Perşembe Mart 28, 2024

Soslandırılmış başkanlığa da geleceksizleştirme saldırılarına da H-A-Y-I-R

“Referandum sürecinde en çok durmam gereken şey 18 yaş meselesidir. Seçme hakkı olan yaş grubuna seçilme hakkını da vermek en büyük reformdur. Bu bizim gençlerimize ufuk getirecek!”

Bu sözler Pakistan dönüşünde uçakta gazetecilere açıklamada bulunan R. T. Erdoğan’a ait. 16 Nisan referandumunda oylanacak olan ve var olan faşist sistemi daha da boyutlandıracak anayasa değişikliğinin gençlere getireceği “en büyük reform” buymuş. Artık 18 yaşında meclise seçilebilecekmişiz!

15 yıllık hükümeti boyunca gençliğin esas sorunlarının hiçbirini çözmeyen (zaten çözemez!) Erdoğan–AKP’nin, gençliği referandumda arkasında yedekleyebilmek için “büyük umut” diye sunduğu düzenleme; seçilme yaşını 26’dan 18’e indirmek! Erdoğan’ın ve şefi olduğu AKP’nin referandum çalışmalarında anayasa değişikliğine ekledikleri bu maddeyi ballandıra ballandıra anlattıklarına sıkça şahit oluyoruz. “İstikrar”, “milli güvenlik”, “koalisyonlar dönemi kapanacak” vb. şeklindeki klasik söylemlerine ek olarak anayasa değişikliğine kitleleri ikna edebilmek için kullanabildikleri nadir söylemden biri de bu. Erdoğan ve Binali Yıldırım neredeyse günde 2-3 kereyi bulan konuşmalarının önemli bir bölümünü düzenlenmenin bu maddesine ayırıyorlar.

Erdoğan ve AKP’nin referandumda sonucu lehlerine çevirebilmek için    gençliğe ayrı bir önem verdikleri aşikar. Nitekim yaptıkları çalışmalarda kullandıkları söylemler de bunu gösteriyor. Zira gençliğin gerek oy potansiyeli gerekse de enerjisi ile sahadaki çalışmaları ivmelendirme potansiyeli herkesin malumu. Bu anayasa düzenlemesine “seçilme yaşının 18’e düşürülmesi”nin eklenmesinin nedeni de bu potansiyelden faydalanmaktır. Bu maddenin değişikliğe eklenmesinin diğer bir nedeni de “Evet”çi cephenin elinde neredeyse başka hiçbir argüman bulunmamasıdır. Faşist sistemi daha da tahakküm edecek bu değişikliğin nedenlerini kitlelere anlatamıyorlar. Sözkonusu madde ile de değişikliği soslayıp, hem ellerinde kullanabilecekleri bir argüman yaratmak hem de tartışmalarda, meselenin özünü kitlelerden saklamayı, dikkatleri özden kaçırmayı amaçlıyorlar.

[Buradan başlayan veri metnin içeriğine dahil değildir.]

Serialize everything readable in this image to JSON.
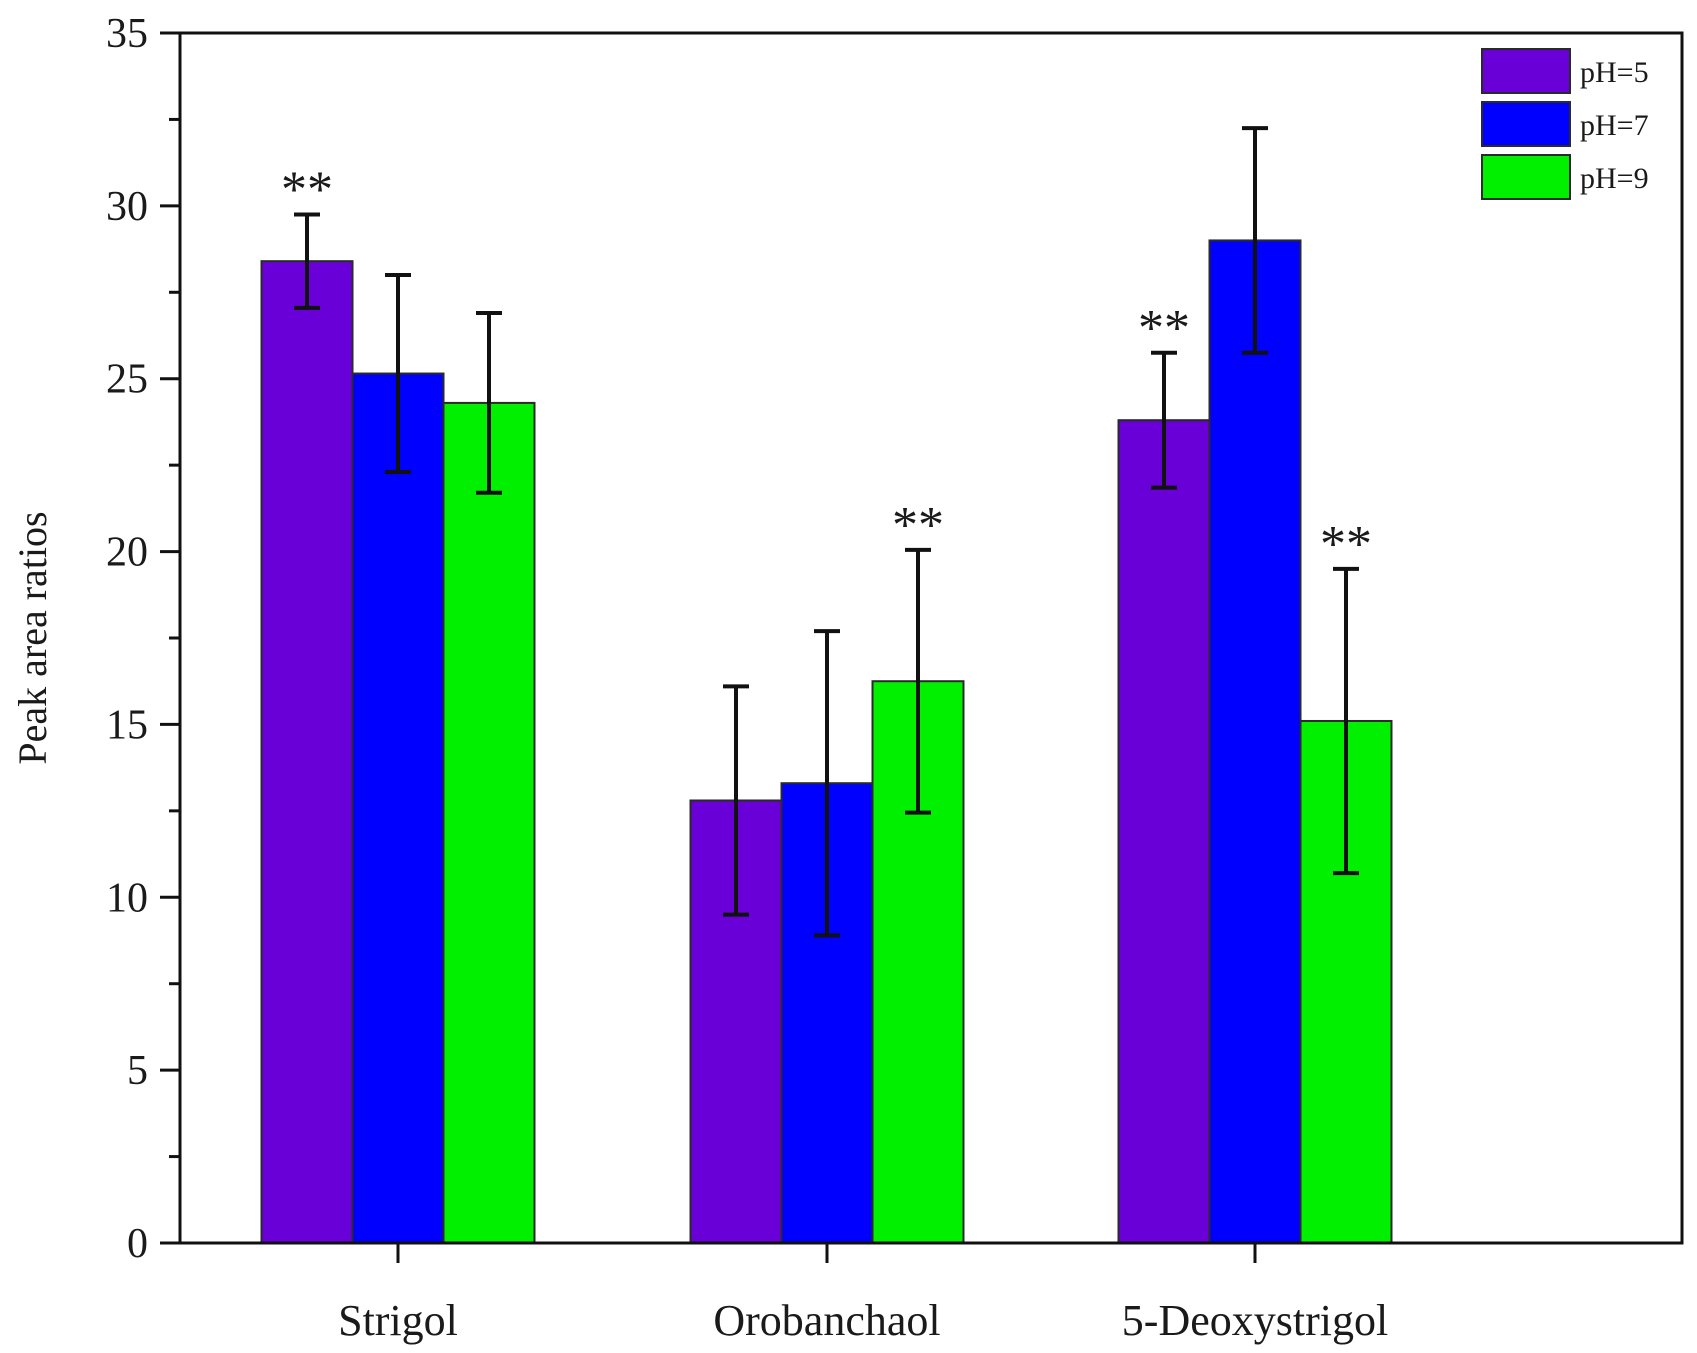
{
  "chart_data": {
    "type": "bar",
    "title": "",
    "xlabel": "",
    "ylabel": "Peak area ratios",
    "ylim": [
      0,
      35
    ],
    "yticks": [
      0,
      5,
      10,
      15,
      20,
      25,
      30,
      35
    ],
    "categories": [
      "Strigol",
      "Orobanchaol",
      "5-Deoxystrigol"
    ],
    "legend_position": "top-right",
    "series": [
      {
        "name": "pH=5",
        "color": "#6a00d8",
        "values": [
          28.4,
          12.8,
          23.8
        ],
        "errors": [
          1.35,
          3.3,
          1.95
        ],
        "significance": [
          "**",
          "",
          "**"
        ]
      },
      {
        "name": "pH=7",
        "color": "#0000ff",
        "values": [
          25.15,
          13.3,
          29.0
        ],
        "errors": [
          2.85,
          4.4,
          3.25
        ],
        "significance": [
          "",
          "",
          ""
        ]
      },
      {
        "name": "pH=9",
        "color": "#00f000",
        "values": [
          24.3,
          16.25,
          15.1
        ],
        "errors": [
          2.6,
          3.8,
          4.4
        ],
        "significance": [
          "",
          "**",
          "**"
        ]
      }
    ]
  }
}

Bu değişiklik maddesine çeşitli çevrelerden tepkiler yükseldiğine şahit olduk/oluyoruz. Daha çok sistemin kurucu partisi CHP ve diğer bazı sistem içi “hayır”cılardan yükseliyor bu itirazlar. Bu itirazların minvali daha çok “bu yaşta daha işi–gücü yokken gelip nasıl vekillik yapacak?” ya da “askerlik işi ne olacak?” vb. şeklinde. Ancak işin özünün bu olmadığı açık. Zaten sistem partilerinin itirazı da ancak bu kadar olur!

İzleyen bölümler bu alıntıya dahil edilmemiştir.